Appreciating the value of a good book while realizing the amazing event that takes place when a thoughtful bookseller connects the right book with the right reader, informs every page. Even today, this idea of a local community bookstore being able to guide its surrounding neighbors to worthwhile books is a lofty service.
He was an advocate for professionally training booksellers and publishers in some way. Thankfully we have much of that covered these days between what’s offered at the Denver Institute and all the classes the ABA have.
Kroch rightly saw the implications of good books over the cheap fluff that some publishers and sellers were pushing. He was very concerned about successful authors that were able to write a book a year.
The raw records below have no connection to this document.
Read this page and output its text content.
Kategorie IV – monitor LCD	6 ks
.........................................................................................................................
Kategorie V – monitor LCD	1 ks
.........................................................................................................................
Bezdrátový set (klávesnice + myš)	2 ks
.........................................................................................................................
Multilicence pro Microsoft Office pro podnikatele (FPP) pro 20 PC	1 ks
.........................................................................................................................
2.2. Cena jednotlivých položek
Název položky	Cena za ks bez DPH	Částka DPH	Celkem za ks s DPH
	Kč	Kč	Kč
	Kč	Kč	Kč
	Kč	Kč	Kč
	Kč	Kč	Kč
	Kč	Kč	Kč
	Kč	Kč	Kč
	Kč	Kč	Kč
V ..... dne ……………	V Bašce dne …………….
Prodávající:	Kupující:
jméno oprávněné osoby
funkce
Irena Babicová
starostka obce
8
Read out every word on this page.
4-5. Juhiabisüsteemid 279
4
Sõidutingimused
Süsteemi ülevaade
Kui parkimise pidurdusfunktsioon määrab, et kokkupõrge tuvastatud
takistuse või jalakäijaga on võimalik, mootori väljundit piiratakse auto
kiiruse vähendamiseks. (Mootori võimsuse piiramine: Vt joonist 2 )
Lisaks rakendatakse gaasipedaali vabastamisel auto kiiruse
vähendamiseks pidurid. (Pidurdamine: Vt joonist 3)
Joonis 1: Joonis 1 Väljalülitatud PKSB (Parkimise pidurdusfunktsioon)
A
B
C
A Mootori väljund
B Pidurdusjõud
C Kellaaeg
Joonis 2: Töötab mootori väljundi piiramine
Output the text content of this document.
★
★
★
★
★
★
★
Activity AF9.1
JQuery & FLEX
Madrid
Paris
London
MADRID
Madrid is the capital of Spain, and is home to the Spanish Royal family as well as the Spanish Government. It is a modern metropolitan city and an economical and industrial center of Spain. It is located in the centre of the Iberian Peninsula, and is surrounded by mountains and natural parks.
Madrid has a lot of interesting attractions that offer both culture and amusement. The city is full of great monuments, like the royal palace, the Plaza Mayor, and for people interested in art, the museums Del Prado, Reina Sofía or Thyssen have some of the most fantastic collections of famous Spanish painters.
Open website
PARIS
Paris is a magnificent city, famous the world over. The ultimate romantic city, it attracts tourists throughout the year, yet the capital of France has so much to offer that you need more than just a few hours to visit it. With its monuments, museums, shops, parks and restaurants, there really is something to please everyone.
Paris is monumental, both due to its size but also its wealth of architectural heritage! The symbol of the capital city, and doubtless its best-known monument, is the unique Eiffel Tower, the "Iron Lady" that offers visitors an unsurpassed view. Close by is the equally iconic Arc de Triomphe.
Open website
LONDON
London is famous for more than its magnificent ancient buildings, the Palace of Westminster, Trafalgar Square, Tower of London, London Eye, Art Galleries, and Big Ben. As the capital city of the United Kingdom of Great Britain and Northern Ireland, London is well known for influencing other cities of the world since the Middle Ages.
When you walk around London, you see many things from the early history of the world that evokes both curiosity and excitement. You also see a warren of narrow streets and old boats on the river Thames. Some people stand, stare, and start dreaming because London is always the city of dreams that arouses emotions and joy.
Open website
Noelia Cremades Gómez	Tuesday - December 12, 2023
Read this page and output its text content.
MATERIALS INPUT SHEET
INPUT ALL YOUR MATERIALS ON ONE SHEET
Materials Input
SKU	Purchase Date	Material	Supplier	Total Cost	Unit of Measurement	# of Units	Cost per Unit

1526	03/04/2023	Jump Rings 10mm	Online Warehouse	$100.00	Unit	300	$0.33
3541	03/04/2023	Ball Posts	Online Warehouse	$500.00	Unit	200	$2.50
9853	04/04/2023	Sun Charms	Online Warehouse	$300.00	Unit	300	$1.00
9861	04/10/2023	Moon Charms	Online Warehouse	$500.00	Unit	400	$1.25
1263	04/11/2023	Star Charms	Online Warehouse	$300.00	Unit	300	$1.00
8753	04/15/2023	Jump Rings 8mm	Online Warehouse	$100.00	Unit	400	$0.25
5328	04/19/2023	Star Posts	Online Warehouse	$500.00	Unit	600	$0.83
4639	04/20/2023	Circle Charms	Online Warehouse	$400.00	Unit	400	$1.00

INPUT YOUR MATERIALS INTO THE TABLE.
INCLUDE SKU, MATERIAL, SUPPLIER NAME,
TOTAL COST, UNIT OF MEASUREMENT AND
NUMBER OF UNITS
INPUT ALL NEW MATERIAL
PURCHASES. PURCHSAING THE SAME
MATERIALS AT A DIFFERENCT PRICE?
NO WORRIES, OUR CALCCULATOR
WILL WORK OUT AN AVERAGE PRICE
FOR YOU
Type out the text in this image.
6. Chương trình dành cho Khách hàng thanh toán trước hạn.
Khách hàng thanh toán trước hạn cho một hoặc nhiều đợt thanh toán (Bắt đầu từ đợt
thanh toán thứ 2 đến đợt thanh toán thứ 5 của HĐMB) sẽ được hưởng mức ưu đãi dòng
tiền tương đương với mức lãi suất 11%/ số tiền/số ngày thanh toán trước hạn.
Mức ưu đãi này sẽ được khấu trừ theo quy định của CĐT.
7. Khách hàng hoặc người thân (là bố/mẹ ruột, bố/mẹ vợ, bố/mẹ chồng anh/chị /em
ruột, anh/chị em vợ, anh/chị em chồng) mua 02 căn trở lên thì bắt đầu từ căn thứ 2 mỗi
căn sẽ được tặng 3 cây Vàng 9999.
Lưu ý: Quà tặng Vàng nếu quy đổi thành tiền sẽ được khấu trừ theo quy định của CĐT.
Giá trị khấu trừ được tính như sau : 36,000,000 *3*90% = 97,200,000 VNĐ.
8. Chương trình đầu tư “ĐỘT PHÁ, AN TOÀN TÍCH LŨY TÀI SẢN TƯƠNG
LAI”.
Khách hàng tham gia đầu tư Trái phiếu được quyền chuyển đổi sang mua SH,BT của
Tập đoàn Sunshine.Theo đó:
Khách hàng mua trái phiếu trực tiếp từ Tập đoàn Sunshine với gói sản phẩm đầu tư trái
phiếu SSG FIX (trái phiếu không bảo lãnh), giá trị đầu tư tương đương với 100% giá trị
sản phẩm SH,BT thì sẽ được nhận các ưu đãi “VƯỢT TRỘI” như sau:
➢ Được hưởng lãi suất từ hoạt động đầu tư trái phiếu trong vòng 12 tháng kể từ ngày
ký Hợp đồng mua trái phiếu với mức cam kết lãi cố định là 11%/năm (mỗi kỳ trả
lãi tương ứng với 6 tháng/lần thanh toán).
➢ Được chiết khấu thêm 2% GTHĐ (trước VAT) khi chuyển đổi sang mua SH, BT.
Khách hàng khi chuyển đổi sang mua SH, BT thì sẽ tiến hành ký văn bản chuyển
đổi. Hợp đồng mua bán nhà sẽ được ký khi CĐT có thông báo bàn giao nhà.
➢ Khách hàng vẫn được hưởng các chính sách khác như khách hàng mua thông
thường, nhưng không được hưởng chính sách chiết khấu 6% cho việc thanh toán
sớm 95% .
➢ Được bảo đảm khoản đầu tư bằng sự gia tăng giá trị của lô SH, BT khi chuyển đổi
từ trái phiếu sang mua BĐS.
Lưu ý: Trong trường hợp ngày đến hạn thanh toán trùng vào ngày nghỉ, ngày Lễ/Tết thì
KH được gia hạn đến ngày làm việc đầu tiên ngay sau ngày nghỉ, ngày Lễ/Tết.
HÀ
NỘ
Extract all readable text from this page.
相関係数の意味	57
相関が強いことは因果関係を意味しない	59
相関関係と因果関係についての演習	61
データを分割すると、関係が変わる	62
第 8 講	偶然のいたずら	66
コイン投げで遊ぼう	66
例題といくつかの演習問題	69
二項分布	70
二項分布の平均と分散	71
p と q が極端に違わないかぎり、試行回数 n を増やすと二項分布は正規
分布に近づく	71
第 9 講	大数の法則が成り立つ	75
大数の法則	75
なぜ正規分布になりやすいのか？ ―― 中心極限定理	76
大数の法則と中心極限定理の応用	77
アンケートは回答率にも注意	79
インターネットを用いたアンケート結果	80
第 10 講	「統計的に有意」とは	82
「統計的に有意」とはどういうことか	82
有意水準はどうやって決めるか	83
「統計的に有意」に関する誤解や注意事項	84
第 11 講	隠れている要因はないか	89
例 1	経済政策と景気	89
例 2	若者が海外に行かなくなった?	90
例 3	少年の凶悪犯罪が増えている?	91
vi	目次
He was not happy about the growing number of books publishers were cranking out each year either. But even that what not a new concern in 1939. Here’s a poem he shared from the 1600’s:
Can you imagine what he’d think of the industry today?
He also offered up a few sentences about the trend in the reading public to pull away from books and look to the growing movie scene and music for entertainment. Imagine how flustered he’d be today with every prospective reader having the entire internet in their pocket.
This book certainly isn’t a “must read” for folks, but it’s a wonderful peek at what the book industry was like in the 1930’s in the United States.
I’m giving the book 3 out of 5 stars and recommend it to anyone interested in the history of bookstores.